ICYMI: The Crypt of Charon is like Zelda viewed through the lens of Dark Souls, and it rules

Image: Project Andromeda

Considering how many games are coming to Switch each week, we can certainly be forgiven for missing out on a strange gem here and there. In the past, when possible, we have tried to retroactively correct this error, and today we want to shed some light on Crypt of Charon – Even death can dieabsolutely fantastic adventure in a retro gothic style, Dark souls– inspired look at Zelda but has many of its own unique ideas.

First, these visual effects. The team behind the game explicitly chose the look and feel of the Game Boy Color for this game; while we doubt real GBC has managed to achieve some of the fancier visuals, but it’s still brilliantly authentic. The Zelda vibe is evident too – from the way the dungeons are displayed to the map screen and visually similar inventory management, it really does feel like you’re playing a dark, sinister version of the famous Nintendo series.
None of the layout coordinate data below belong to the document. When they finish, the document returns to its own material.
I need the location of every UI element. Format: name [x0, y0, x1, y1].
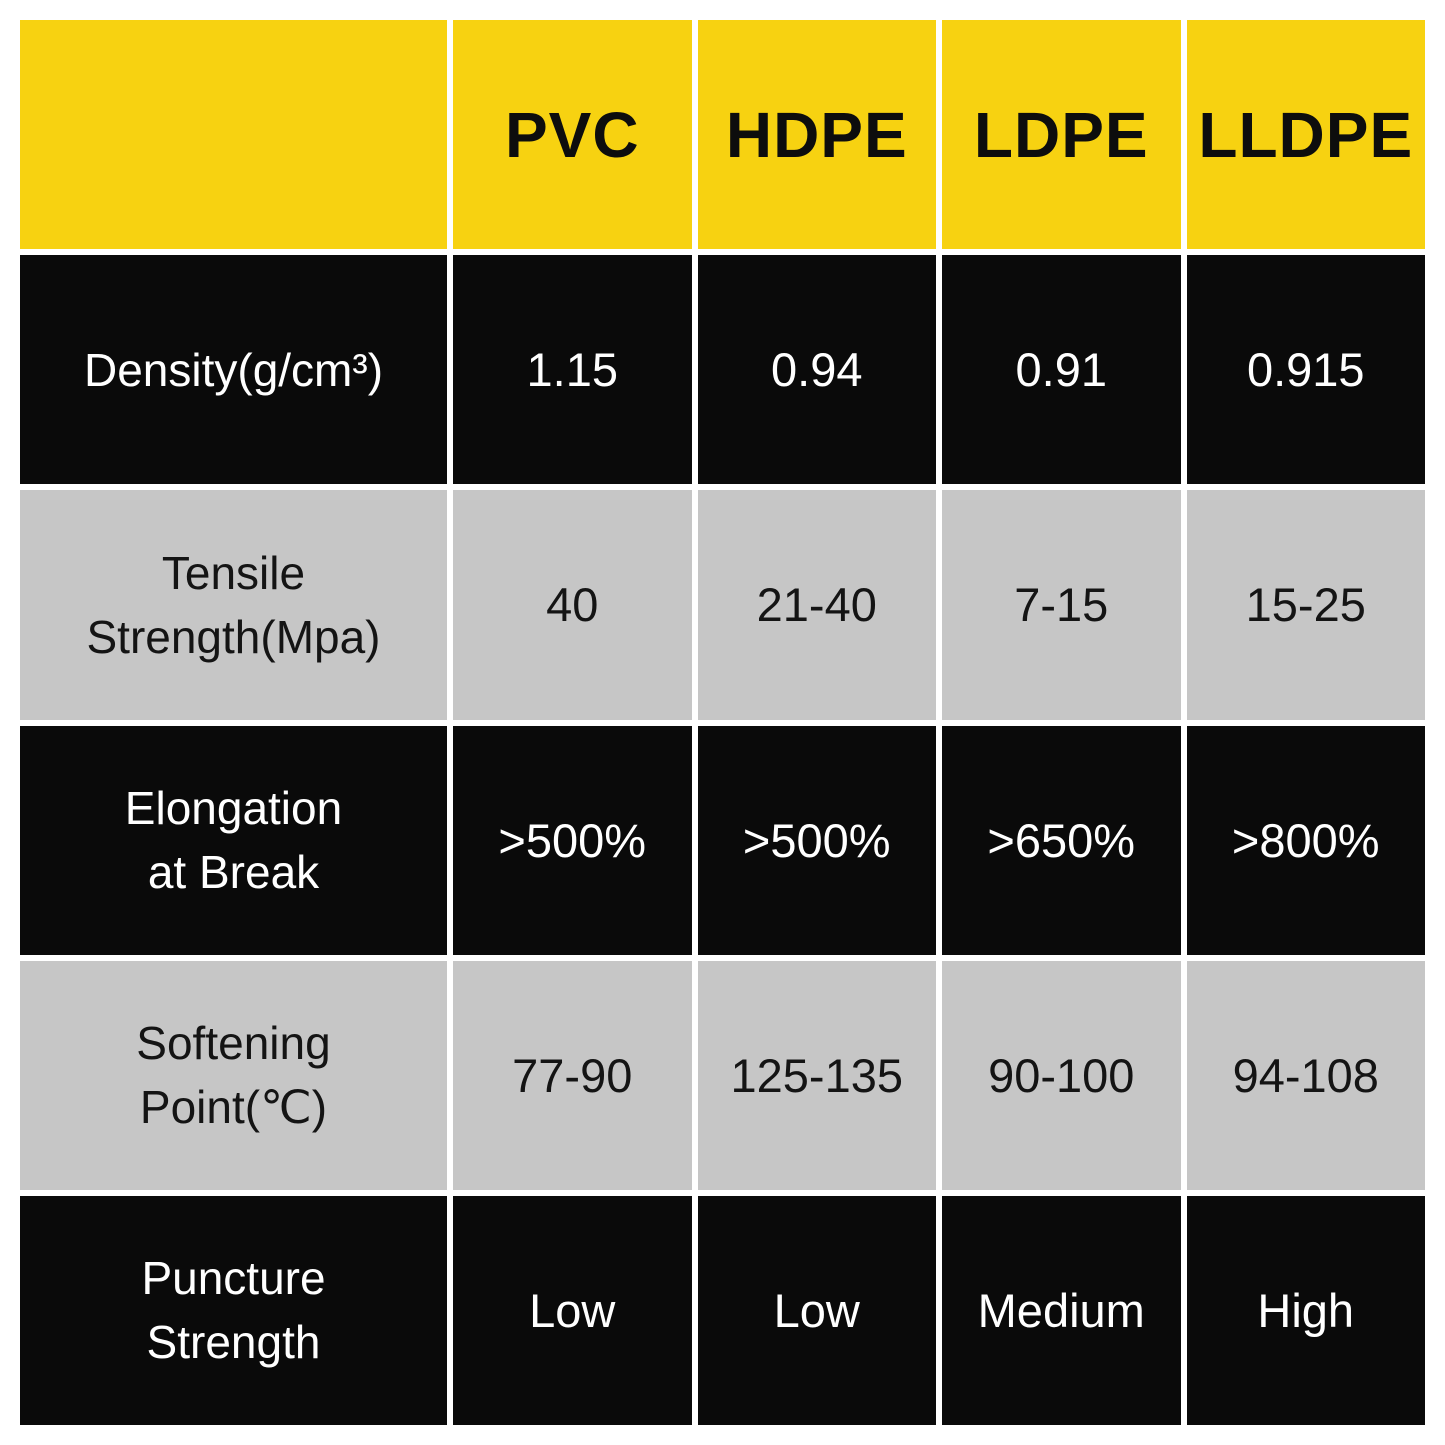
- cell-softening-lldpe: 94-108: [1186, 960, 1425, 1190]
- row-label-elongation: Elongation at Break: [20, 725, 447, 955]
- cell-elongation-hdpe: >500%: [697, 725, 936, 955]
- row-label-tensile-strength: Tensile Strength(Mpa): [20, 490, 447, 720]
- cell-elongation-pvc: >500%: [453, 725, 692, 955]
- cell-elongation-lldpe: >800%: [1186, 725, 1425, 955]
- cell-density-hdpe: 0.94: [697, 255, 936, 485]
- cell-puncture-pvc: Low: [453, 1195, 692, 1425]
- cell-density-ldpe: 0.91: [942, 255, 1181, 485]
- corner-cell: [20, 20, 447, 250]
- cell-puncture-ldpe: Medium: [942, 1195, 1181, 1425]
- cell-puncture-hdpe: Low: [697, 1195, 936, 1425]
- row-label-density: Density(g/cm³): [20, 255, 447, 485]
- cell-elongation-ldpe: >650%: [942, 725, 1181, 955]
- column-header-hdpe: HDPE: [697, 20, 936, 250]
- cell-softening-hdpe: 125-135: [697, 960, 936, 1190]
- cell-puncture-lldpe: High: [1186, 1195, 1425, 1425]
- column-header-pvc: PVC: [453, 20, 692, 250]
- cell-tensile-ldpe: 7-15: [942, 490, 1181, 720]
- cell-density-pvc: 1.15: [453, 255, 692, 485]
- cell-tensile-hdpe: 21-40: [697, 490, 936, 720]
- cell-tensile-lldpe: 15-25: [1186, 490, 1425, 720]
- row-label-puncture-strength: Puncture Strength: [20, 1195, 447, 1425]
- cell-tensile-pvc: 40: [453, 490, 692, 720]
- cell-softening-ldpe: 90-100: [942, 960, 1181, 1190]
- column-header-ldpe: LDPE: [942, 20, 1181, 250]
- column-header-lldpe: LLDPE: [1186, 20, 1425, 250]
- row-label-softening-point: Softening Point(℃): [20, 960, 447, 1190]
- cell-softening-pvc: 77-90: [453, 960, 692, 1190]
- cell-density-lldpe: 0.915: [1186, 255, 1425, 485]
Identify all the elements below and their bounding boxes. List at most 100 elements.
However, despite borrowing many gameplay elements from 2D-Zelda, Kharon’s Crypt offers many new ideas. You take on the role of Charon – a being believed to be death incarnate – and you must escape your titular tomb, where you’ve been imprisoned by a selfish ruler who believes he can cheat death by keeping you under lock and key.

Charon’s main form is a ghostly spirit, and as expected, you can partake in all sorts of ghostly fun. However, if you really want to progress, you need to possess various fallen enemies. Skeletons, for example, have arms that can be used to interact with objects in dungeons. You can also pick up weapons and items from enemies you have killed. There are also a variety of Zelda-like puzzles to solve, such as moving around statues and using beams of light to advance.

The game features 11 boss battles as well as hundreds of collectibles, including over 100 pages describing various items and expanding lore. There is a lot going on in this seemingly simple game.

What’s more, Kharon’s Crypt scores huge for accessibility considering the three types of color blindness: protanopia, deuteranopia, and tritanopia. An impressive feat considering the team’s small size.

Kharon’s Crypt is out now on Switch for $14.95 / £10.95. If you’d like us to do a full review, please let us know below.